If pricing were removed from our business model, how would you suggest we monetize the salon without losing revenue?

Of course, this will never happen, but you can see how their creative process works in increasing revenue for your facility.

 

How were things done at your last salon, what would you have changed?

You could even up with a great idea here to increase revenue as well as changes you could make to better your process. If the stylist starts talking down about their prior boss, you already know they will do the same thing to you. 

 

If you won the Powerball tonight, would you be at work next week?

If they love being behind the char so much that they would do it for free, that shows passion many of us want to have in our stylists.

 

If there was one hairstyle you could remove from the beauty industry for the general population, what would it be? Why?

Here we see their experience. They could answer that they would remove the mullet, or the 3-layer haircut (gag). There isn't a wrong answer; it just gives you a more detailed look at their thought process.

 

What's the scariest situation you've had in a salon? How did you respond? How did the other stylists respond? What would you have done differently knowing what you know now?

It could be as simple as someone tripping on carpet or having to use a defibrillator.

 

A new client comes to you. She has thin hair and wants a style that her thickness cant support. How does that conversation go?

As owners, we know how we would answer. Here we have an opportunity to see the maturity and thought process of how this stylist will handle these situations, which will come up.

 

It's 8 am; you're not supposed to be at work. A client calls you and says the salon isn't open, and they are waiting.

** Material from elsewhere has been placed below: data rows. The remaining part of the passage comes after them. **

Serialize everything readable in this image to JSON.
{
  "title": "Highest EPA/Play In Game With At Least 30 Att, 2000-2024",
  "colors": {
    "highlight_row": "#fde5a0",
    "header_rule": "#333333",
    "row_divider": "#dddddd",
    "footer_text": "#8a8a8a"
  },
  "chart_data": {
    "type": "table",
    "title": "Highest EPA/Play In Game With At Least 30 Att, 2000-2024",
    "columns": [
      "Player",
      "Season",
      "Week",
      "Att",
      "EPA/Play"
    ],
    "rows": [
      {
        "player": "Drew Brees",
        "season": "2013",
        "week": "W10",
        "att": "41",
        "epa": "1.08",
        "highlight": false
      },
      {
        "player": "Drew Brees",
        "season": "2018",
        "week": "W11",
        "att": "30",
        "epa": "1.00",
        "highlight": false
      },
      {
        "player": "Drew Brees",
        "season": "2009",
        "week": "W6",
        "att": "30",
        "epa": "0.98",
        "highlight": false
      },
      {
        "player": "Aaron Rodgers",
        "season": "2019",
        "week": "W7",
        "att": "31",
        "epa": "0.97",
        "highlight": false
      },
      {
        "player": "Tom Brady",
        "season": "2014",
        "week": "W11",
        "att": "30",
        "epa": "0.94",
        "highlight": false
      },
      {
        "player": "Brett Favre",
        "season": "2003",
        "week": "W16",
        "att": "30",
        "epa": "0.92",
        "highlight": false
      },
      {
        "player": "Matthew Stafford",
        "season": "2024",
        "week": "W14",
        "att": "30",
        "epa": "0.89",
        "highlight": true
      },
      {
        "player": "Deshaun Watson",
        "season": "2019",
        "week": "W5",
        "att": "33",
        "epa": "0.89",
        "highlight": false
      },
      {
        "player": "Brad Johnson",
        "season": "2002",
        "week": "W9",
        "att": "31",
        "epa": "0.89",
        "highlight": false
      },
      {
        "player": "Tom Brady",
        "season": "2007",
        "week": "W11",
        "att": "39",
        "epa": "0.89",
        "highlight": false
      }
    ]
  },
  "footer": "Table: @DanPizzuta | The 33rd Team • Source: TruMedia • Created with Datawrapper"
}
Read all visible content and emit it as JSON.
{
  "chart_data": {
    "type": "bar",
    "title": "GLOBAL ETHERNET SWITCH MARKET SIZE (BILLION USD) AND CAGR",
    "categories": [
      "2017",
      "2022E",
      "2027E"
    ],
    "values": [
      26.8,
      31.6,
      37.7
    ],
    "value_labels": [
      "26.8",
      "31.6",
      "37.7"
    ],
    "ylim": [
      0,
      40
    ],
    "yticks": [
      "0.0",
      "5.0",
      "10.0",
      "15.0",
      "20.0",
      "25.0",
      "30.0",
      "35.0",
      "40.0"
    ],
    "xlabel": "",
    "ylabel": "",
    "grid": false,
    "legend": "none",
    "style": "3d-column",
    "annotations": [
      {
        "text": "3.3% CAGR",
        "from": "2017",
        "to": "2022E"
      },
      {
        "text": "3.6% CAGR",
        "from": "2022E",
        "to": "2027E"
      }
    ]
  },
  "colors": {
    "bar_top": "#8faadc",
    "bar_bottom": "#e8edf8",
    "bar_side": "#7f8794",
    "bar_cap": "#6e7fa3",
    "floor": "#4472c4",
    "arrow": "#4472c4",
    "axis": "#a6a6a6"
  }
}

What do you do? 

This will let you see if they are a person who takes immediate action as a leader would, tries to find the stylist who is supposed to be there, or totally refuses to put forth any effort. 

 

If you could only choose one song to ever be in the playlist during working hours, and it was on repeat, forever, which song would you choose?

We ask this because we want to know if they are going to choose their favorite song or one that would be good for the community as a whole. This allows you to see if they think of themselves first or your clients.

 

Name three things about our industry that make you nervous.

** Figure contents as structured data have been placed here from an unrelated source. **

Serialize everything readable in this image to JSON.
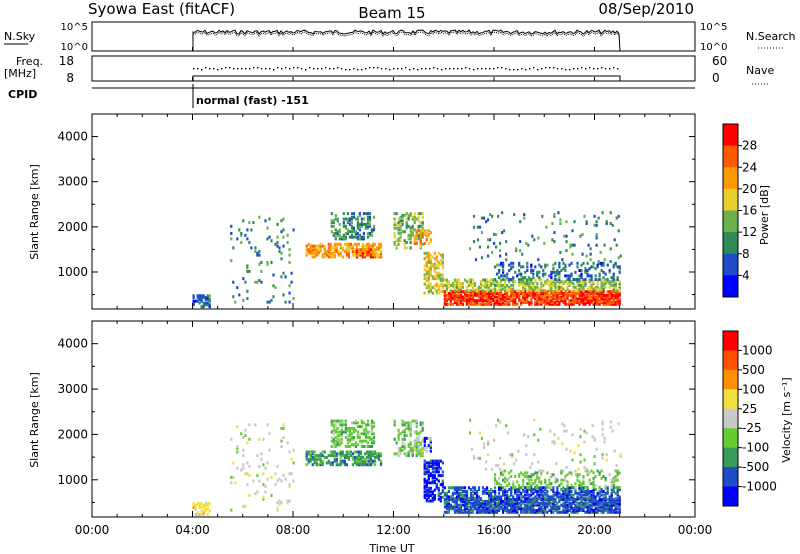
{
  "header": {
    "radar": "Syowa East (fitACF)",
    "beam": "Beam 15",
    "date": "08/Sep/2010"
  },
  "params": {
    "nsky_label": "N.Sky",
    "nsearch_label": "N.Search",
    "nsky_ticks": [
      "10^5",
      "10^0"
    ],
    "nsky_ticks_right": [
      "10^5",
      "10^0"
    ],
    "freq_label": "Freq.",
    "freq_unit": "[MHz]",
    "freq_ticks": [
      "18",
      "8"
    ],
    "nave_label": "Nave",
    "nave_ticks": [
      "60",
      "0"
    ],
    "cpid_label": "CPID",
    "cpid_value": "normal (fast) -151"
  },
  "chart_data": [
    {
      "type": "heatmap",
      "name": "power-panel",
      "ylabel": "Slant Range [km]",
      "y_ticks": [
        "1000",
        "2000",
        "3000",
        "4000"
      ],
      "yticks": [
        1000,
        2000,
        3000,
        4000
      ],
      "ylim": [
        180,
        4500
      ],
      "xlim": [
        0,
        24
      ],
      "data_start": 4.0,
      "data_end": 21.0,
      "colorbar": {
        "label": "Power [dB]",
        "tick_labels": [
          "4",
          "8",
          "12",
          "16",
          "20",
          "24",
          "28"
        ],
        "colors": [
          "#0000ff",
          "#1f4cc8",
          "#2e8b57",
          "#6ab04c",
          "#e6d030",
          "#ff9a00",
          "#ff5a00",
          "#ff0000"
        ]
      }
    },
    {
      "type": "heatmap",
      "name": "velocity-panel",
      "ylabel": "Slant Range [km]",
      "y_ticks": [
        "1000",
        "2000",
        "3000",
        "4000"
      ],
      "yticks": [
        1000,
        2000,
        3000,
        4000
      ],
      "ylim": [
        180,
        4500
      ],
      "xlim": [
        0,
        24
      ],
      "colorbar": {
        "label": "Velocity [m s⁻¹]",
        "tick_labels": [
          "1000",
          "500",
          "100",
          "25",
          "-25",
          "-100",
          "-500",
          "-1000"
        ],
        "colors": [
          "#0000ff",
          "#1f4cc8",
          "#3a9a5a",
          "#66cc33",
          "#c8c8c8",
          "#f0e040",
          "#ff9000",
          "#ff5000",
          "#ff0000"
        ]
      }
    }
  ],
  "time_axis": {
    "label": "Time UT",
    "ticks": [
      "00:00",
      "04:00",
      "08:00",
      "12:00",
      "16:00",
      "20:00",
      "00:00"
    ]
  }
}
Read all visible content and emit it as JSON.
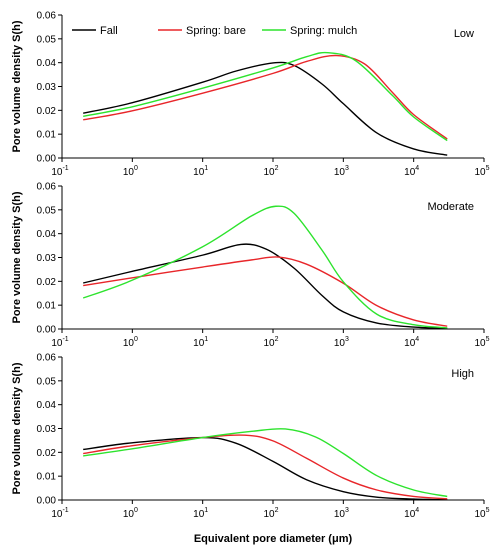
{
  "chart_data": {
    "type": "line",
    "x_scale": "log",
    "xlim": [
      0.1,
      100000
    ],
    "x_tick_labels": [
      {
        "base": "10",
        "exp": "-1"
      },
      {
        "base": "10",
        "exp": "0"
      },
      {
        "base": "10",
        "exp": "1"
      },
      {
        "base": "10",
        "exp": "2"
      },
      {
        "base": "10",
        "exp": "3"
      },
      {
        "base": "10",
        "exp": "4"
      },
      {
        "base": "10",
        "exp": "5"
      }
    ],
    "xlabel": "Equivalent pore diameter (μm)",
    "ylabel": "Pore volume density S(h)",
    "ylim": [
      0,
      0.06
    ],
    "y_tick_labels": [
      "0.00",
      "0.01",
      "0.02",
      "0.03",
      "0.04",
      "0.05",
      "0.06"
    ],
    "grid": false,
    "legend_position": "top",
    "legend": [
      {
        "name": "Fall",
        "color": "#000000"
      },
      {
        "name": "Spring: bare",
        "color": "#e8262a"
      },
      {
        "name": "Spring: mulch",
        "color": "#2de32d"
      }
    ],
    "x": [
      0.2,
      1,
      10,
      100,
      1000,
      10000,
      30000
    ],
    "panels": [
      {
        "label": "Low",
        "series": [
          {
            "name": "Fall",
            "color": "#000000",
            "points": [
              [
                0.2,
                0.0188
              ],
              [
                1,
                0.0232
              ],
              [
                10,
                0.0318
              ],
              [
                30,
                0.0365
              ],
              [
                100,
                0.0399
              ],
              [
                200,
                0.0388
              ],
              [
                500,
                0.031
              ],
              [
                1000,
                0.0228
              ],
              [
                3000,
                0.0105
              ],
              [
                10000,
                0.0038
              ],
              [
                30000,
                0.0012
              ]
            ]
          },
          {
            "name": "Spring: bare",
            "color": "#e8262a",
            "points": [
              [
                0.2,
                0.016
              ],
              [
                1,
                0.0198
              ],
              [
                10,
                0.0272
              ],
              [
                100,
                0.0355
              ],
              [
                300,
                0.0405
              ],
              [
                800,
                0.043
              ],
              [
                2000,
                0.0395
              ],
              [
                5000,
                0.0275
              ],
              [
                10000,
                0.0182
              ],
              [
                30000,
                0.008
              ]
            ]
          },
          {
            "name": "Spring: mulch",
            "color": "#2de32d",
            "points": [
              [
                0.2,
                0.0175
              ],
              [
                1,
                0.0215
              ],
              [
                10,
                0.0293
              ],
              [
                100,
                0.0378
              ],
              [
                300,
                0.0425
              ],
              [
                600,
                0.0442
              ],
              [
                1500,
                0.0408
              ],
              [
                5000,
                0.0262
              ],
              [
                10000,
                0.0172
              ],
              [
                30000,
                0.0073
              ]
            ]
          }
        ]
      },
      {
        "label": "Moderate",
        "series": [
          {
            "name": "Fall",
            "color": "#000000",
            "points": [
              [
                0.2,
                0.0193
              ],
              [
                1,
                0.0242
              ],
              [
                10,
                0.031
              ],
              [
                35,
                0.0355
              ],
              [
                80,
                0.0335
              ],
              [
                200,
                0.0255
              ],
              [
                500,
                0.014
              ],
              [
                1000,
                0.0072
              ],
              [
                3000,
                0.0025
              ],
              [
                10000,
                0.0008
              ],
              [
                30000,
                0.0003
              ]
            ]
          },
          {
            "name": "Spring: bare",
            "color": "#e8262a",
            "points": [
              [
                0.2,
                0.0182
              ],
              [
                1,
                0.0215
              ],
              [
                10,
                0.026
              ],
              [
                50,
                0.029
              ],
              [
                120,
                0.0302
              ],
              [
                300,
                0.0272
              ],
              [
                1000,
                0.0192
              ],
              [
                3000,
                0.0098
              ],
              [
                10000,
                0.0038
              ],
              [
                30000,
                0.0012
              ]
            ]
          },
          {
            "name": "Spring: mulch",
            "color": "#2de32d",
            "points": [
              [
                0.2,
                0.013
              ],
              [
                1,
                0.0205
              ],
              [
                10,
                0.0345
              ],
              [
                50,
                0.0475
              ],
              [
                110,
                0.0515
              ],
              [
                200,
                0.0485
              ],
              [
                500,
                0.033
              ],
              [
                1000,
                0.0198
              ],
              [
                3000,
                0.0062
              ],
              [
                10000,
                0.0018
              ],
              [
                30000,
                0.0005
              ]
            ]
          }
        ]
      },
      {
        "label": "High",
        "series": [
          {
            "name": "Fall",
            "color": "#000000",
            "points": [
              [
                0.2,
                0.0212
              ],
              [
                1,
                0.024
              ],
              [
                10,
                0.0262
              ],
              [
                30,
                0.0238
              ],
              [
                100,
                0.0162
              ],
              [
                300,
                0.0085
              ],
              [
                1000,
                0.0035
              ],
              [
                3000,
                0.0012
              ],
              [
                10000,
                0.0004
              ],
              [
                30000,
                0.0001
              ]
            ]
          },
          {
            "name": "Spring: bare",
            "color": "#e8262a",
            "points": [
              [
                0.2,
                0.0195
              ],
              [
                1,
                0.0228
              ],
              [
                10,
                0.0262
              ],
              [
                40,
                0.0272
              ],
              [
                100,
                0.0248
              ],
              [
                300,
                0.0175
              ],
              [
                1000,
                0.0092
              ],
              [
                3000,
                0.0042
              ],
              [
                10000,
                0.0015
              ],
              [
                30000,
                0.0005
              ]
            ]
          },
          {
            "name": "Spring: mulch",
            "color": "#2de32d",
            "points": [
              [
                0.2,
                0.0185
              ],
              [
                1,
                0.0215
              ],
              [
                10,
                0.0262
              ],
              [
                50,
                0.0288
              ],
              [
                150,
                0.0298
              ],
              [
                400,
                0.0265
              ],
              [
                1000,
                0.0195
              ],
              [
                3000,
                0.0102
              ],
              [
                10000,
                0.0042
              ],
              [
                30000,
                0.0015
              ]
            ]
          }
        ]
      }
    ]
  }
}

This is going to show you their priorities of what they look out for most in their career. 

 

If you had to choose between the two, would you pick being behind the chair every day or being paid to study the science of our industry every day?

Some people like to do; some people like to learn how to do it. This will show you where the stylist is mentally.

 

If a client told you she was thinking about leaving for another salon closer to her home, how would that conversation go?

Here we see the retention abilities of the potential hire.

 

 

What is the biggest problem in the beauty industry today? How would you fix it?

No wrong answer, but it shows you where they have concerns and how they would fix them. 

 

As the owner, if I started overprocessing hair consistently, what would your reaction be?

With this question, we can see how they would approach us or keep their head down when they should take the initiative to speak up. We will know if they are a person who will speak up, tell us we made a mistake, or ask us about our process so they can better understand it and communicate it to our other stylists.

 

How would you make the clients in our salon feel more engaged?

Community involvement can be one of the most significant aspects of what we do. Here we can see how they can be an asset in helping our salon increase and build bonds with our local community.